Segundo ele, as novas tecnologias da comunicação e os meios digitais permitem endereçar a saudade, às vezes transformada em angústia, medo e ansiedade, como resposta social, que é coletiva, portanto, criativa, propositiva, inventiva e não só negacionista ou conformista.
Ricardo Dias lembra que é possível construir saídas singulares: “Resistir à saudade melancólica e tentar construir uma saudade que te faça encontrar na sua própria história e memória. Como disse Hannah Arendt, filósofa política alemã de origem judaica, “toda dor pode ser suportada, se sobre ela puder ser contada uma história”. Assim, que a saudade seja producente e não o paralise, que não seja um sentimento de congelamento no espaço tempo de ser negado porque ele passa. Nada de ficar na busca de um mundo passado que não existe mais ou de um futuro incerto, a saudade pode ser propositiva e construtiva, é a possibilidade de a história individual ser conjunta com a coletiva e social compartilhadas. É construir condições de resistir e re-existir sendo sujeito. A saudade não é só para apassivar, mas ela pode direcionar a um novo projeto de si mesmo e de mundo, sendo operada a partir de perspectivas de transformação”.
RECOMEÇO Já Olinta Fraga, psicóloga clínica de orientação junguiana e mestre em ciências da religião, ao pensar no distancionamento social e suas consequências destaca que, de um lado, constatamos que não sabíamos conviver intimamente, e de outro, o quanto a vida social preenche o nosso tempo e favorece a permanência na ilusão sobre de fato quem somos. O viver contemporâneo estimula a vida fora do lar, ao ponto de aquele que não vive dessa forma ser visto como depressivo.

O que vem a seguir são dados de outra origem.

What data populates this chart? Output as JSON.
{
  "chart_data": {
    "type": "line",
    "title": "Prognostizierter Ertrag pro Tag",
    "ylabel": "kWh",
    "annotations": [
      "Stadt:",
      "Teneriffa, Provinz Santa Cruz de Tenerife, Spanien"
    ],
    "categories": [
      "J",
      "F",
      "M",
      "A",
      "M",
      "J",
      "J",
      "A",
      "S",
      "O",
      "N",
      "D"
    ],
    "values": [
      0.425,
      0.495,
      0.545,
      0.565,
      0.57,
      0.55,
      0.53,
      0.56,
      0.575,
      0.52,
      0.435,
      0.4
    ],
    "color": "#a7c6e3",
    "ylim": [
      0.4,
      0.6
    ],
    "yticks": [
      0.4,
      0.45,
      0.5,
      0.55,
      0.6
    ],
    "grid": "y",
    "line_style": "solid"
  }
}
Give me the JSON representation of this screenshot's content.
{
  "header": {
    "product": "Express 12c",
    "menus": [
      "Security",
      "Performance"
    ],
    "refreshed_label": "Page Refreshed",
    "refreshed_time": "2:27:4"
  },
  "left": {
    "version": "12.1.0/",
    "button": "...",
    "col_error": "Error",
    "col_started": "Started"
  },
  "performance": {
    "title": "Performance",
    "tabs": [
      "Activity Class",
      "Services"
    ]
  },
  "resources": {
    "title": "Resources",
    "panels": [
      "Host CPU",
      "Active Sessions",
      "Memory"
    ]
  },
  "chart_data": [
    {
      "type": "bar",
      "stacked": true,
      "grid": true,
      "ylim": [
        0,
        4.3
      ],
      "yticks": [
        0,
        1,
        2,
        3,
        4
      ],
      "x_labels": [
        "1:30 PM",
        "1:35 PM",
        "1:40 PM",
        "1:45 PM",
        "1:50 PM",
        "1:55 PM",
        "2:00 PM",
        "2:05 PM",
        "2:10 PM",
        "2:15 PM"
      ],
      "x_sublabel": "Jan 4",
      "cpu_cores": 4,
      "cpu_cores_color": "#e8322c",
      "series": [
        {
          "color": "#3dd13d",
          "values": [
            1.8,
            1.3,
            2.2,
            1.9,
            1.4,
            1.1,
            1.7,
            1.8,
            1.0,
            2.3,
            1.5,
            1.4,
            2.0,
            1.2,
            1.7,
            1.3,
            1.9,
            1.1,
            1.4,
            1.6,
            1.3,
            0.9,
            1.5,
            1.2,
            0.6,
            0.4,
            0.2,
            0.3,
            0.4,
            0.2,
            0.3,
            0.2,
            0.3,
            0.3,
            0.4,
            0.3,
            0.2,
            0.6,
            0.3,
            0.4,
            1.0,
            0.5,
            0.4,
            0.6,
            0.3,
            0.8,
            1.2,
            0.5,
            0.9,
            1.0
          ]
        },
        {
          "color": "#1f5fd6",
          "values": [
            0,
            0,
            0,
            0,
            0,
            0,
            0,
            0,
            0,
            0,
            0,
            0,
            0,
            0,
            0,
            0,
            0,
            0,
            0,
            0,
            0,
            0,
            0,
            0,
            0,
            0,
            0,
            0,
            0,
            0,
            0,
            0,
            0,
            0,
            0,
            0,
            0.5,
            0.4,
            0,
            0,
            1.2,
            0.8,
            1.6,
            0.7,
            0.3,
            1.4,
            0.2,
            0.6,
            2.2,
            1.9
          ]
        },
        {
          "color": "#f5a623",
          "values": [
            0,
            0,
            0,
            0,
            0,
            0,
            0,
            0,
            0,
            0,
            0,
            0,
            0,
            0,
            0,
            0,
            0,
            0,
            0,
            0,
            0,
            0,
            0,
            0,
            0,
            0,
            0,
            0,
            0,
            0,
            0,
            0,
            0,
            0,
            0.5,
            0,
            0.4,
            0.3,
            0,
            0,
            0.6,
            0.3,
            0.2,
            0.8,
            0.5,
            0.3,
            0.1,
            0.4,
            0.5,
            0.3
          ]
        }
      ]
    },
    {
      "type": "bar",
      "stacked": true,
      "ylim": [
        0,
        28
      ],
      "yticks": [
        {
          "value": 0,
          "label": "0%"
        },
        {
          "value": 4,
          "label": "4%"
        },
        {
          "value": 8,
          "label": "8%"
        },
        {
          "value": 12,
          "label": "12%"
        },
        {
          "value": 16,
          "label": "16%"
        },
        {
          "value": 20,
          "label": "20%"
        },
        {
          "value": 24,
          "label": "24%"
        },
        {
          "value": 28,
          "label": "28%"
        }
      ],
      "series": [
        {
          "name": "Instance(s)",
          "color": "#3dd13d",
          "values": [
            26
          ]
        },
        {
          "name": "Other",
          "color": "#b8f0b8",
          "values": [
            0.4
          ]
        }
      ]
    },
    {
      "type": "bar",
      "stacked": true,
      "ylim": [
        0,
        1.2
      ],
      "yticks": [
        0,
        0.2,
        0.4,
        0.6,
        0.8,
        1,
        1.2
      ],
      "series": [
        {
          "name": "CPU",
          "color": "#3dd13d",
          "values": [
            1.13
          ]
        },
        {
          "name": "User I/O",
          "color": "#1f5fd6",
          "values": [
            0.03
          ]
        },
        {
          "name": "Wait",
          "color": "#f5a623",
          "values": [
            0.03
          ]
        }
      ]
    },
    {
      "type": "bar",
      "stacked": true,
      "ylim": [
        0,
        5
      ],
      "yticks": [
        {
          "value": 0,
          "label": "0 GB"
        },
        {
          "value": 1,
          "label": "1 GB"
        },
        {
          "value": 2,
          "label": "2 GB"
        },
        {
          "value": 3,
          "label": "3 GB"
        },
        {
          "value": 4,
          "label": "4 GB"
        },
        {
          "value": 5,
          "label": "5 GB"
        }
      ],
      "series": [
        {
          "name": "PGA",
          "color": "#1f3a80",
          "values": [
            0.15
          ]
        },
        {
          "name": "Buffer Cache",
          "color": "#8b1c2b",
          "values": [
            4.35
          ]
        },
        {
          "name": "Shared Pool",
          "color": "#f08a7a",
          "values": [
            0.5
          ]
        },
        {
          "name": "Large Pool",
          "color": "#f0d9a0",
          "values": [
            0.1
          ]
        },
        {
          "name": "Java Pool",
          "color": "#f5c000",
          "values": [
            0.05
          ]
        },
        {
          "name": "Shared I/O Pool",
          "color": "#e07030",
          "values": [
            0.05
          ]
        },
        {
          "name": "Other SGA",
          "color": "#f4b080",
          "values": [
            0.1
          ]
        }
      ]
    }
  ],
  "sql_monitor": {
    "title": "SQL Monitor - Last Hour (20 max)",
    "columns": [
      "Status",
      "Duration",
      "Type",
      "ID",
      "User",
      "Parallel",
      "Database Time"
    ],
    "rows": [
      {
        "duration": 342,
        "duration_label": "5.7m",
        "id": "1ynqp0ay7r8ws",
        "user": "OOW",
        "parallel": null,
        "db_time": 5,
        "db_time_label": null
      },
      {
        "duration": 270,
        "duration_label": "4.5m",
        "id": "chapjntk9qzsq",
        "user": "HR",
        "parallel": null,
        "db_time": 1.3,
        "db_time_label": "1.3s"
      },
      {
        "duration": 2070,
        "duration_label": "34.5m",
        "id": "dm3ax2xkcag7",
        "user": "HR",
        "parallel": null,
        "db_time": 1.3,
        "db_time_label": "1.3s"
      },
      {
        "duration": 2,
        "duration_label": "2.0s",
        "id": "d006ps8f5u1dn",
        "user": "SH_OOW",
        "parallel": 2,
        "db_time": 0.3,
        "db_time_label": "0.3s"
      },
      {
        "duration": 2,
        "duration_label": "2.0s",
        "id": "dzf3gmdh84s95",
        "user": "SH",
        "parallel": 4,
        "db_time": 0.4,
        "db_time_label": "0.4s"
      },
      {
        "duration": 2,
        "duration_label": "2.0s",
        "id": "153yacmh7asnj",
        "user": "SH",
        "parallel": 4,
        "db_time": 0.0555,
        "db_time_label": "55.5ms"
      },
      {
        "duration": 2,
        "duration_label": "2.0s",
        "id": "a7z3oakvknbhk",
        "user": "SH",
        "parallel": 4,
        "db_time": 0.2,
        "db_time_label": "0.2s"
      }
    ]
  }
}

“Isso até pode ser fato, porém, nem tanto lá, nem tanto cá, o que constatamos? Não aprendemos a conviver intimamente. Ninguém conhece ninguém e muito menos a si mesmo. A convivência forçada nos fez topar com este estranhamento. Ótima oportunidade para rever modos de vida e tentar oferecer a esta geração uma chance de recomeço em novos termos.”
A psicóloga destaca o distanciamento de pessoas queridas, familiares e grandes amigos. “Experimentamos a ausência em forma de saudades, uma mistura de boas lembranças e um afeto contido que até então não sabíamos suas dimensões. A rotina tende a nos distrair de nossos sentimentos e somente a falta os resgata. A reclusão também traz a marca da saudade de lugares junto à natureza que nos ensejaram experiências significativas nos cinco sentidos. Espaços geográficos que um certo dia nos proporcionaram ocasião de estar naturalmente conectados, como se uma extensão de nós mesmos.”
No turbilhão da saudade, da falta, Olinta Fraga cita a importância da religiosidade, que exerce um movimento importante em nossa vida, porque nos ensina a interiorização e nos tira do centro do mundo, do narcisismo. Jung (Carl Gustav Jung, psiquiatra e psicoterapeuta suíço) nos diz que o homem necessita de “um mito operante” que dê sentido à sua vida, ou seja, algo que o transcenda, que não se explica, que seja reconhecido como sendo ser maior que nosso pequeno ‘eu’”. Para ela, o momento atual e tudo que tem acarretado, externa e internamente, “são oportunidades únicas para retomarmos ao convívio social mais amorosos, mais sensíveis”.
Como escreveu o mestre Fernando Pessoa, no poema intitulado Saudade: “Eu amo tudo o que foi/Tudo o que já não é/A dor que já não me dói/A antiga e errônea fé/O ontem que a dor deixou/O que deixou alegria/Só porque foi e voou/E hoje é já outro dia”.